Hobson's absence leaves Arthur standing on his own two feet, a sober adult. Finally man enough to stand up to his family, he rejects their woman of choice, choosing the nobody from Queens and losing his millions (at least for a Dark Moment's worth: this is a comedy, after all). Without the masterful Hobson subplot, the wake-up call from death that underscores Arthur's new love-inspired joie de vivre, we'd have no way of tracking his arc, of really seeing how Arthur is transformed by love.
So many romantic comedies get this wrong! I read spec scripts all the time where a cursory subplot is dragged into play, simply to provide some exterior story line that'll pad out the picture, to "open things up" beyond the central romance, and raise the stakes in it by ginning up some work-related threat. No, silly rom-com writers - your subplot exists to illustrate how your hero or heroine is transformed by love. If it's not showing the audience proof of the protagonist's shift in character... it has no reason to live.

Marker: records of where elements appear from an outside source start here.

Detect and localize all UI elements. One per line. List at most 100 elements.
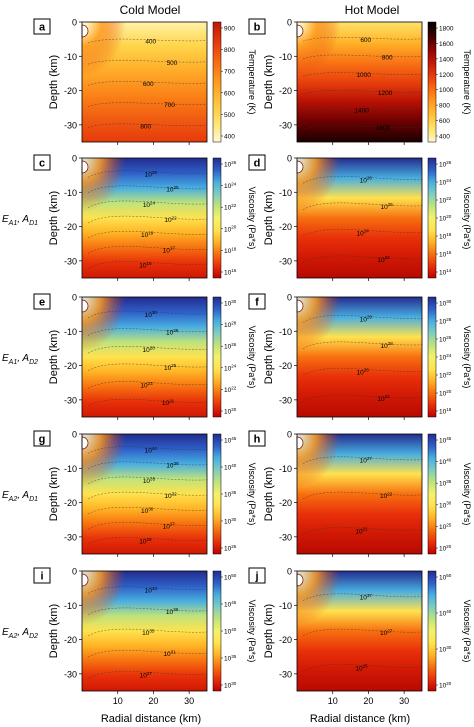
colorbar-label-j: Viscosity (Pa*s) [462, 600, 472, 663]
colorbar-label-d: Viscosity (Pa*s) [462, 187, 472, 250]
y-axis-label-e: Depth (km) [48, 330, 60, 384]
panel-a: 400 500 600 700 800 0 -10 -20 -30 Depth (km) a 900 8… [33, 18, 257, 145]
colorbar-tick-label-c-1: 1024 [224, 182, 237, 191]
panel-letter-box-j [248, 567, 266, 584]
colorbar-tick-label-c-4: 1018 [224, 246, 237, 255]
y-axis-label-i: Depth (km) [48, 604, 60, 658]
colorbar-tick-label-b-6: 600 [439, 118, 450, 125]
colorbar-tick-label-e-2: 1026 [224, 342, 237, 351]
colorbar-tick-label-c-5: 1016 [224, 268, 237, 277]
panel-c: 1026 1025 1024 1022 1019 1017 1016 0 -10 -20 -30 De… [33, 154, 257, 281]
contour-label-d-2: 1024 [356, 229, 369, 238]
contour-line-f-2 [302, 368, 423, 376]
y-tick-label-i-0: 0 [72, 567, 77, 577]
contour-line-g-6 [87, 537, 208, 545]
colorbar-tick-label-f-1: 1028 [439, 317, 452, 326]
y-axis-label-c: Depth (km) [48, 191, 60, 245]
contour-line-j-1 [302, 628, 423, 637]
y-tick-label-d-2: -20 [279, 222, 292, 232]
colorbar-label-h: Viscosity (Pa*s) [462, 463, 472, 526]
y-tick-label-e-2: -20 [64, 361, 77, 371]
contour-label-j-1: 1027 [380, 628, 393, 637]
panel-letter-f: f [255, 297, 259, 309]
colorbar-tick-label-i-1: 1045 [224, 600, 237, 609]
colorbar-tick-label-a-5: 400 [224, 134, 235, 141]
colorbar-tick-label-h-0: 1045 [439, 436, 452, 445]
contour-line-c-0 [87, 170, 208, 178]
y-tick-label-i-3: -30 [64, 669, 77, 679]
contour-label-g-1: 1039 [166, 461, 179, 470]
colorbar-tick-label-d-1: 1024 [439, 178, 452, 187]
colorbar-tick-label-d-0: 1026 [439, 160, 452, 169]
colorbar-tick-label-j-1: 1040 [439, 609, 452, 618]
contour-label-i-2: 1035 [142, 628, 155, 637]
y-tick-label-f-1: -10 [279, 327, 292, 337]
y-tick-label-d-0: 0 [287, 154, 292, 164]
contour-line-c-2 [87, 200, 208, 209]
hotspot-g [82, 434, 126, 488]
row-label-1: EA1, AD1 [2, 214, 38, 227]
plot-frame-d [296, 157, 423, 279]
colorbar-c [212, 157, 222, 279]
hotspot-b [297, 22, 341, 76]
colorbar-tick-label-e-0: 1030 [224, 299, 237, 308]
panel-i: 1043 1039 1035 1031 1027 0 -10 -20 -30 Depth (km)… [33, 567, 257, 706]
contour-line-c-3 [87, 215, 208, 224]
panel-letter-j: j [254, 571, 258, 583]
panel-letter-a: a [39, 22, 46, 34]
colorbar-tick-label-g-0: 1045 [224, 436, 237, 445]
contour-label-i-1: 1039 [166, 607, 179, 616]
colorbar-label-e: Viscosity (Pa*s) [247, 326, 257, 389]
contour-line-d-1 [302, 202, 423, 210]
colorbar-tick-label-d-3: 1020 [439, 214, 452, 223]
colorbar-tick-label-b-4: 1000 [439, 87, 454, 94]
contour-line-g-5 [87, 522, 208, 530]
contour-label-f-2: 1026 [356, 368, 369, 377]
contour-label-a-1: 500 [167, 60, 178, 67]
plot-frame-b [296, 21, 423, 143]
colorbar-tick-label-d-5: 1016 [439, 250, 452, 259]
colorbar-tick-label-d-4: 1018 [439, 232, 452, 241]
colorbar-tick-label-a-0: 900 [224, 26, 235, 33]
contour-line-g-3 [87, 491, 208, 500]
contour-label-a-3: 700 [164, 102, 175, 109]
contour-label-g-4: 1030 [141, 507, 154, 516]
plot-frame-g [81, 433, 208, 555]
contour-label-e-3: 1025 [164, 363, 177, 372]
colorbar-tick-label-g-2: 1035 [224, 490, 237, 499]
colorbar-tick-label-i-4: 1030 [224, 681, 237, 690]
y-tick-label-f-0: 0 [287, 293, 292, 303]
y-tick-label-h-3: -30 [279, 532, 292, 542]
y-tick-label-j-2: -20 [279, 635, 292, 645]
contour-line-g-2 [87, 476, 208, 485]
plot-frame-a [81, 21, 208, 143]
y-tick-label-d-1: -10 [279, 188, 292, 198]
x-tick-label-i-1: 20 [148, 696, 158, 706]
y-tick-label-e-1: -10 [64, 327, 77, 337]
y-tick-label-g-2: -20 [64, 498, 77, 508]
panel-letter-b: b [254, 22, 261, 34]
colorbar-tick-label-h-4: 1025 [439, 522, 452, 531]
y-tick-label-e-0: 0 [72, 293, 77, 303]
contour-line-h-2 [302, 527, 423, 535]
y-tick-label-b-0: 0 [287, 18, 292, 28]
colorbar-tick-label-c-2: 1022 [224, 203, 237, 212]
contour-label-b-0: 600 [360, 37, 371, 44]
y-tick-label-g-0: 0 [72, 430, 77, 440]
contour-line-e-3 [87, 363, 208, 372]
contour-line-f-1 [302, 341, 423, 349]
contour-label-g-6: 1025 [139, 537, 152, 546]
contour-label-f-1: 1028 [381, 341, 394, 350]
panel-letter-box-d [248, 154, 266, 171]
y-axis-label-a: Depth (km) [48, 55, 60, 109]
y-tick-label-h-1: -10 [279, 464, 292, 474]
contour-label-c-2: 1024 [143, 200, 156, 209]
colorbar-b [427, 21, 437, 143]
hotspot-e [82, 297, 126, 351]
colorbar-tick-label-g-3: 1030 [224, 517, 237, 526]
y-axis-label-g: Depth (km) [48, 467, 60, 521]
y-tick-label-j-3: -30 [279, 669, 292, 679]
panel-letter-i: i [40, 571, 43, 583]
contour-label-c-1: 1025 [166, 185, 179, 194]
contour-label-g-2: 1035 [143, 476, 156, 485]
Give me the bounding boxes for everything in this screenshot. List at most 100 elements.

Yes, some rom-com subplots go about this job by comparing and contrasting what the protagonist is going through (see the Bruce-and-Marie coupling in When Harry Met Sally...), but the effect is the same. And when the workplace is involved, whatever's going on there should be showing us that character-driven transformation; witness how Tom in (500) Days of Summer comes into his own as an architect by the movie's end (just as Summer learns that she's ready, ironically, to be with someone else for good).
What's the lesson-learned for your primary protagonist? What's the specific effect of love walking into his or her life? Your subplot ought to be an active acting-out of that transformative arc, and if you're looking for a worthy role model on this front, it's well worth looking into Arthur. Not the Russell Brand one. Did I mention that there's another?